How to Make Suffering Optional
Last weekend, I ran my third Run Under the Stars 12-hour race.
The race starts at 6pm Saturday and ends 6am Sunday - night miles.
It’s local and a perfect long run for Massanutten 100 three weeks later but I’d run it anyway for the easy, old school vibe and watching everyone go for their goals.
I wanted to get 40-45 miles while seeing friends and meeting new ones.
I expected it to be like previous years - enough of a challenge to be exciting but easily do-able. The miles would magically accumulate with little effort.
Except it didn’t go that way.
This time, every mile inched along. I didn’t see how I’d reach 40 miles - it was so far away.
“This will take forever.”
The race was going to require a lot more suffering than I thought and was not going to be the fun I expected.
I wondered how long I’d be able to last.
In this scenario, you could buckle down and grit it out, “This is just how its going to be today. I expected hard, and here it is.”
But you don’t have to.
You don’t have to accept this is just how it is - you can make it easier on yourself.
You can create a way of looking at the same distance and time that makes it easier to run, without all the suffering and wondering if you can make it.
Here’s how I did it in this example.
I tried several ideas that didn’t work but kept at it.
Then, somewhere in the 20-mile range, I noticed when I glanced at the lap tracking screen as I passed, I was focusing on the first two digits - the integers - of my mileage. The 23 of 23.80 miles.

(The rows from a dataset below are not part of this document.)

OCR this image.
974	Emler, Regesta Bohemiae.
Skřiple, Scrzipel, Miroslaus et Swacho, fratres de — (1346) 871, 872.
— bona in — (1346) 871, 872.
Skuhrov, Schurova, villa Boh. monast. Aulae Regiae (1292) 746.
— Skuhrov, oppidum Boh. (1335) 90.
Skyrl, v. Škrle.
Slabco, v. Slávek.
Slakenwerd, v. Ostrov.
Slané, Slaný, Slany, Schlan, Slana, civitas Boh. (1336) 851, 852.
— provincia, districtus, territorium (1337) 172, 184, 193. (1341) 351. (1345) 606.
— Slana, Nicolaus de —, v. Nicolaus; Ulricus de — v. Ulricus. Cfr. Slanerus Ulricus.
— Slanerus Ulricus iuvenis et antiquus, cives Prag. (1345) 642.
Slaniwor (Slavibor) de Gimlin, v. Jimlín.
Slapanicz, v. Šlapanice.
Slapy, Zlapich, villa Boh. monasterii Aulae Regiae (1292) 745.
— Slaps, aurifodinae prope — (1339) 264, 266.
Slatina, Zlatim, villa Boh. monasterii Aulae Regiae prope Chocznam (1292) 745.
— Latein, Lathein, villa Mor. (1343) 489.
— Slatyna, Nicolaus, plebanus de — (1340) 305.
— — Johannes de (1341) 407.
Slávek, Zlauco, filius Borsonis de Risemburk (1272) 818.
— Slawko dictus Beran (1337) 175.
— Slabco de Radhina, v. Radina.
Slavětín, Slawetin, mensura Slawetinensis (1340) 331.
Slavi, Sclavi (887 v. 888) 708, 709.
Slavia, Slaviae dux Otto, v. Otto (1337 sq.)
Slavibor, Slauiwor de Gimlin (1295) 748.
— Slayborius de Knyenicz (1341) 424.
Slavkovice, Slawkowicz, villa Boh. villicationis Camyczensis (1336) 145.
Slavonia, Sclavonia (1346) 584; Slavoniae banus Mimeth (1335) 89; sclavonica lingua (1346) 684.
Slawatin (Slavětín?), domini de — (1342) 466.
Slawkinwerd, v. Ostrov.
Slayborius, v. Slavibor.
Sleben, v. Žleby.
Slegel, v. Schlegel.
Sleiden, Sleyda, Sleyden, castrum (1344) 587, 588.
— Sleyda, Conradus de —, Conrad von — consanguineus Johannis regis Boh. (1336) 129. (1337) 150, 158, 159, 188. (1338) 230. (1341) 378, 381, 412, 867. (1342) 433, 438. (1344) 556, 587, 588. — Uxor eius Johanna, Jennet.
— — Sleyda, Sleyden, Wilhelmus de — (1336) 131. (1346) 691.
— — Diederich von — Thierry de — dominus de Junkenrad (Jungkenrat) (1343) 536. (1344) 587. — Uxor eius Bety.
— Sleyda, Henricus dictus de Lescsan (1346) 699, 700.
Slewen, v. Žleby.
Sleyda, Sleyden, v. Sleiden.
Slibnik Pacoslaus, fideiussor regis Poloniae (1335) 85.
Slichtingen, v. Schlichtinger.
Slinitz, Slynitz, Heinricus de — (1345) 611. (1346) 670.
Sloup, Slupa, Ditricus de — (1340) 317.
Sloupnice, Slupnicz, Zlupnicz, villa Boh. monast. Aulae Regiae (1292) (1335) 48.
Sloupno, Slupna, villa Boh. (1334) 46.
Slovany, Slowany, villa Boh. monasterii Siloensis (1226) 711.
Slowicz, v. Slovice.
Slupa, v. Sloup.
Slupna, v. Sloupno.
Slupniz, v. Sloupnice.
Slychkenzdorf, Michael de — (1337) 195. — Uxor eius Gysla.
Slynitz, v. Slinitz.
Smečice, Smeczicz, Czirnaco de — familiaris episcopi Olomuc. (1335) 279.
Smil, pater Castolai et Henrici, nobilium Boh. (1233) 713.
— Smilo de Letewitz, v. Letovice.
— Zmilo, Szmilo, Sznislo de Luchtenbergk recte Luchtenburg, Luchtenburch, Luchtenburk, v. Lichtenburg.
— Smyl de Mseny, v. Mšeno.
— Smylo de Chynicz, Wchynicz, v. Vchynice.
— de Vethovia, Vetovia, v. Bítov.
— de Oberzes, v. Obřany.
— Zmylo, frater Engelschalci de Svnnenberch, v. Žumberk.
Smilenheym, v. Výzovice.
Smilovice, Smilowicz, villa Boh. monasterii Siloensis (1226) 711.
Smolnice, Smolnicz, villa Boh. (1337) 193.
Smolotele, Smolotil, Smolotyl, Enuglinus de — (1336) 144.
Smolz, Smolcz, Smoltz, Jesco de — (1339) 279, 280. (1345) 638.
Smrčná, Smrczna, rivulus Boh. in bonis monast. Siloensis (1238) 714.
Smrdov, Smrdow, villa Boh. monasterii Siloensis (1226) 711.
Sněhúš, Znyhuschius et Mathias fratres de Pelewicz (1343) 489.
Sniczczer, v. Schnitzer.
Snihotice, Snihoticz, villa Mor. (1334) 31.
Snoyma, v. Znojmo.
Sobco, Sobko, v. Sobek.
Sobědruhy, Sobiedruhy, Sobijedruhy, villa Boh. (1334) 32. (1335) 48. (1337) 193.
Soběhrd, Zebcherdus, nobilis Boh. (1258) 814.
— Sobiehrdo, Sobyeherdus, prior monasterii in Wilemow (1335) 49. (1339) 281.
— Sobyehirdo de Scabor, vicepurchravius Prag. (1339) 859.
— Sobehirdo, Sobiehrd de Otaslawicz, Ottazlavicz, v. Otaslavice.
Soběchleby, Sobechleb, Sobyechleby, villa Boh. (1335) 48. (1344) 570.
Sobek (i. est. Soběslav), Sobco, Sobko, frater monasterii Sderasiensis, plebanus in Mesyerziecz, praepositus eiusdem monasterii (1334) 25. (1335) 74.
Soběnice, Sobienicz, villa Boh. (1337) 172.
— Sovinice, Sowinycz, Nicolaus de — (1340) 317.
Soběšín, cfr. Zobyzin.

Each lap was 1.19 miles so the decimals seemed inconsequential.
For several laps, the integer moved slowly - one for every lap.
So it felt like every lap was a mile and I’d have to do close to 40 laps, which I dreaded, to get 40 miles.
But every so often, the tiny decimals I’d been ignoring paid interest, kicking the integer up two miles. Each jump felt like a happy surprise.
I pulled out my phone and calculated this happened every six laps.
So now, I didn’t have to run what felt like 40 long laps. Knowing the interest was going to add up every six laps, in my mind I only had to run sets of six laps - and I’d get a reward!
Each lap now seemed like a great investment.
I relaxed because I knew I could make it (I did - 43.75 miles).
And instead of head down, gritting it out in my own world, I could pay attention to the race around me, cheer for other runners, and enjoy it more.
I still had the same mileage goal.
Nothing about the race changed.
All I did was change the way I saw the distance and time - and suddenly the race felt do-able and the suffering disappeared.
You can do this too.
Suffering is optional and you can have a better, stronger race without it.